Poinsettias add holiday cheer
The poinsettia has a rich history and has come to be known as an icon of the holiday season. They even have their own day. December 12 is National Poinsettia Day.
The plant, which hails from Mexico and Central America, became known as poinsettia after the United States Minister of Mexico Joel Roberts Poinsett, introduced it to the U.S. in 1825.
With careful selection and proper care, your poinsettias can last much longer than the holiday season.
“One common myth is that they are deadly poisonous, but it is mainly the sap that has a mild toxin,” Crosby Arboretum Director Pat Drackett said. “They truly do not have to be a throw away Christmas decoration if they are chosen carefully and given proper care.”
According to Mississippi State Extension information successful poinsettia care begins with selection. They recommend selection of plants with the following characteristics:
- Choose plants with dark green foliage covering the stem and extending to the soil line of the plant.

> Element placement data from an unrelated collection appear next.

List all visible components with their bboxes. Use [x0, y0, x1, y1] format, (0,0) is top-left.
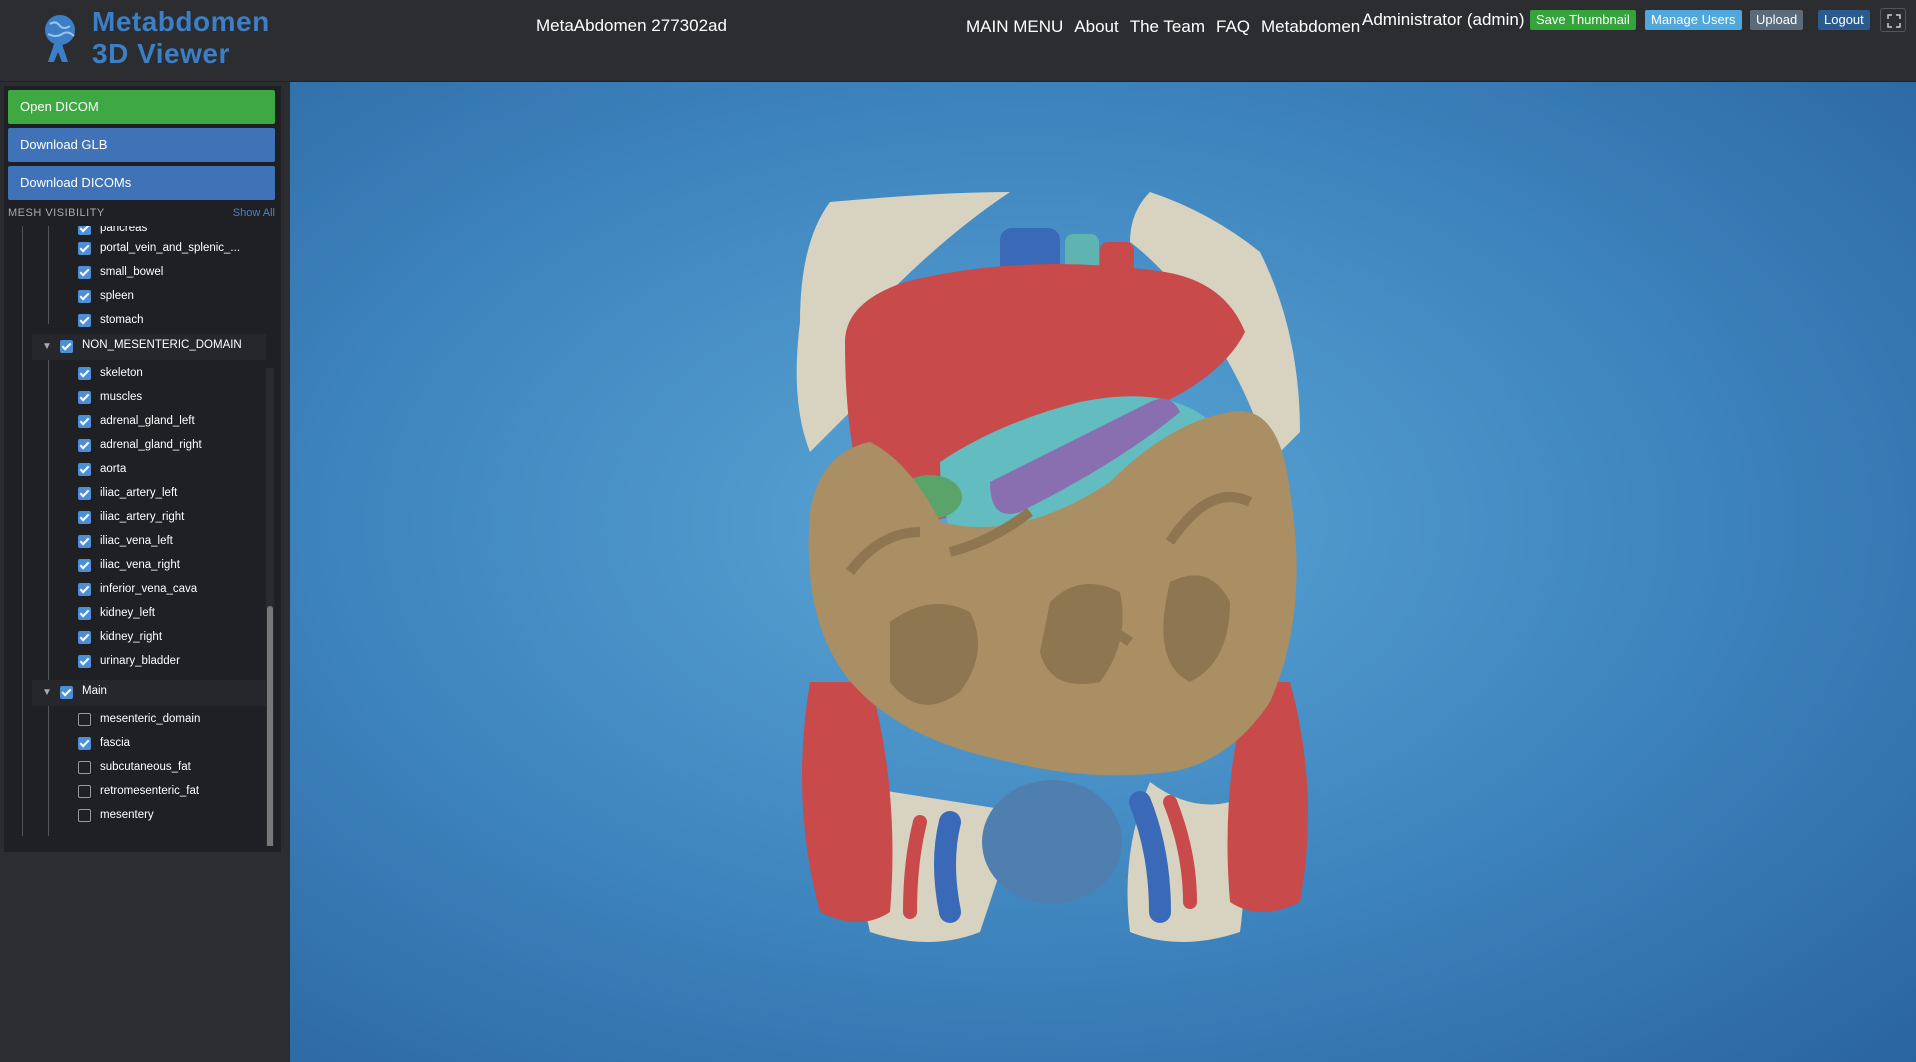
tree-guide-line [48, 356, 49, 688]
checkbox-urinary-bladder[interactable] [78, 655, 91, 668]
logo-subtitle: 3D Viewer [92, 38, 230, 69]
mesh-item-mesenteric-domain: mesenteric_domain [100, 713, 201, 725]
checkbox-portal-vein[interactable] [78, 242, 91, 255]
mesh-item-muscles: muscles [100, 391, 143, 403]
nav-the-team[interactable]: The Team [1130, 17, 1205, 37]
save-thumbnail-button[interactable]: Save Thumbnail [1530, 10, 1636, 30]
checkbox-main[interactable] [60, 686, 73, 699]
sidebar-panel: Open DICOM Download GLB Download DICOMs … [4, 86, 281, 852]
checkbox-iliac-vena-left[interactable] [78, 535, 91, 548]
fullscreen-button[interactable] [1880, 8, 1906, 32]
mesh-item-subcutaneous-fat: subcutaneous_fat [100, 761, 191, 773]
open-dicom-button[interactable]: Open DICOM [8, 90, 275, 124]
group-label: NON_MESENTERIC_DOMAIN [82, 339, 242, 351]
logo-title: Metabdomen [92, 6, 270, 37]
mesh-visibility-title: MESH VISIBILITY [8, 207, 105, 219]
nav-about[interactable]: About [1074, 17, 1118, 37]
globe-logo-icon [45, 15, 75, 62]
checkbox-retromesenteric-fat[interactable] [78, 785, 91, 798]
collapse-arrow-icon[interactable]: ▼ [42, 341, 52, 352]
logo[interactable]: Metabdomen 3D Viewer [40, 6, 280, 74]
checkbox-adrenal-right[interactable] [78, 439, 91, 452]
checkbox-kidney-left[interactable] [78, 607, 91, 620]
mesh-item-kidney-right: kidney_right [100, 631, 163, 643]
sidebar: Open DICOM Download GLB Download DICOMs … [0, 82, 290, 1062]
header: Metabdomen 3D Viewer MetaAbdomen 277302a… [0, 0, 1916, 82]
checkbox-kidney-right[interactable] [78, 631, 91, 644]
nav-faq[interactable]: FAQ [1216, 17, 1250, 37]
mesh-item-skeleton: skeleton [100, 367, 143, 379]
mesh-item-urinary-bladder: urinary_bladder [100, 655, 180, 667]
tree-guide-line [22, 226, 23, 836]
mesh-item-spleen: spleen [100, 290, 134, 302]
checkbox-iliac-vena-right[interactable] [78, 559, 91, 572]
tree-group-non-mesenteric[interactable]: ▼ NON_MESENTERIC_DOMAIN [32, 334, 266, 360]
nav-metabdomen[interactable]: Metabdomen [1261, 17, 1360, 37]
checkbox-adrenal-left[interactable] [78, 415, 91, 428]
tree-guide-line [48, 226, 49, 324]
logout-button[interactable]: Logout [1818, 10, 1870, 30]
mesh-item-iliac-vena-right: iliac_vena_right [100, 559, 180, 571]
checkbox-stomach[interactable] [78, 314, 91, 327]
mesh-item-stomach: stomach [100, 314, 144, 326]
mesh-item-mesentery: mesentery [100, 809, 154, 821]
mesh-item-portal-vein: portal_vein_and_splenic_... [100, 242, 241, 254]
anatomy-3d-model[interactable] [290, 82, 1916, 1062]
checkbox-spleen[interactable] [78, 290, 91, 303]
checkbox-mesenteric-domain[interactable] [78, 713, 91, 726]
mesh-item-retromesenteric-fat: retromesenteric_fat [100, 785, 200, 797]
mesh-item-iliac-vena-left: iliac_vena_left [100, 535, 173, 547]
checkbox-subcutaneous-fat[interactable] [78, 761, 91, 774]
checkbox-inferior-vena-cava[interactable] [78, 583, 91, 596]
checkbox-aorta[interactable] [78, 463, 91, 476]
download-dicoms-button[interactable]: Download DICOMs [8, 166, 275, 200]
mesh-visibility-header: MESH VISIBILITY Show All [8, 207, 275, 219]
3d-viewport[interactable] [290, 82, 1916, 1062]
mesh-item-iliac-artery-left: iliac_artery_left [100, 487, 178, 499]
mesh-item-inferior-vena-cava: inferior_vena_cava [100, 583, 198, 595]
mesh-item-pancreas: pancreas [100, 226, 148, 234]
checkbox-iliac-artery-left[interactable] [78, 487, 91, 500]
top-nav: MAIN MENU About The Team FAQ Metabdomen [966, 17, 1360, 37]
nav-main-menu[interactable]: MAIN MENU [966, 17, 1063, 37]
mesh-tree: pancreas portal_vein_and_splenic_... sma… [8, 226, 275, 846]
checkbox-mesentery[interactable] [78, 809, 91, 822]
mesh-item-fascia: fascia [100, 737, 131, 749]
mesh-item-iliac-artery-right: iliac_artery_right [100, 511, 185, 523]
case-id: MetaAbdomen 277302ad [536, 16, 727, 35]
checkbox-non-mesenteric-domain[interactable] [60, 340, 73, 353]
mesh-item-small-bowel: small_bowel [100, 266, 164, 278]
mesh-item-aorta: aorta [100, 463, 127, 475]
tree-group-main[interactable]: ▼ Main [32, 680, 266, 706]
checkbox-fascia[interactable] [78, 737, 91, 750]
mesh-item-kidney-left: kidney_left [100, 607, 155, 619]
checkbox-small-bowel[interactable] [78, 266, 91, 279]
collapse-arrow-icon[interactable]: ▼ [42, 687, 52, 698]
user-name: Administrator (admin) [1362, 10, 1525, 29]
checkbox-iliac-artery-right[interactable] [78, 511, 91, 524]
checkbox-skeleton[interactable] [78, 367, 91, 380]
manage-users-button[interactable]: Manage Users [1645, 10, 1742, 30]
tree-scrollbar[interactable] [267, 606, 273, 846]
fullscreen-icon [1887, 14, 1901, 28]
show-all-link[interactable]: Show All [233, 207, 275, 219]
download-glb-button[interactable]: Download GLB [8, 128, 275, 162]
checkbox-pancreas[interactable] [78, 226, 91, 235]
mesh-item-adrenal-left: adrenal_gland_left [100, 415, 195, 427]
checkbox-muscles[interactable] [78, 391, 91, 404]
group-label: Main [82, 685, 107, 697]
tree-guide-line [48, 702, 49, 836]
mesh-item-adrenal-right: adrenal_gland_right [100, 439, 202, 451]
upload-button[interactable]: Upload [1750, 10, 1804, 30]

- Choose brightly colored bracts (modified leaves) with the yellow flowers either unopened or partially opened.
- There should be no wilting, discoloration or fading on the plant.
- Avoid plants with single-stemmed blooms and do not branch. They do not reflower well and cannot be expected to give new blooms.
- Choose plants with a ration of being 2 ½ times taller that the diameter of the container.
- There should be no evidence of pests on the undersides of the leaves.
- Plants need a range of temperatures between 68 to 72 degrees during the day and 60 to 65 degrees during the night.
Once the plant has been selected it should be placed in a well- lighted location, which will allow ample indirect light. Avoid drafts, overwatering and allowing leaves to touch windowpanes where temperatures will cause damage. Make sure the plant has proper drainage.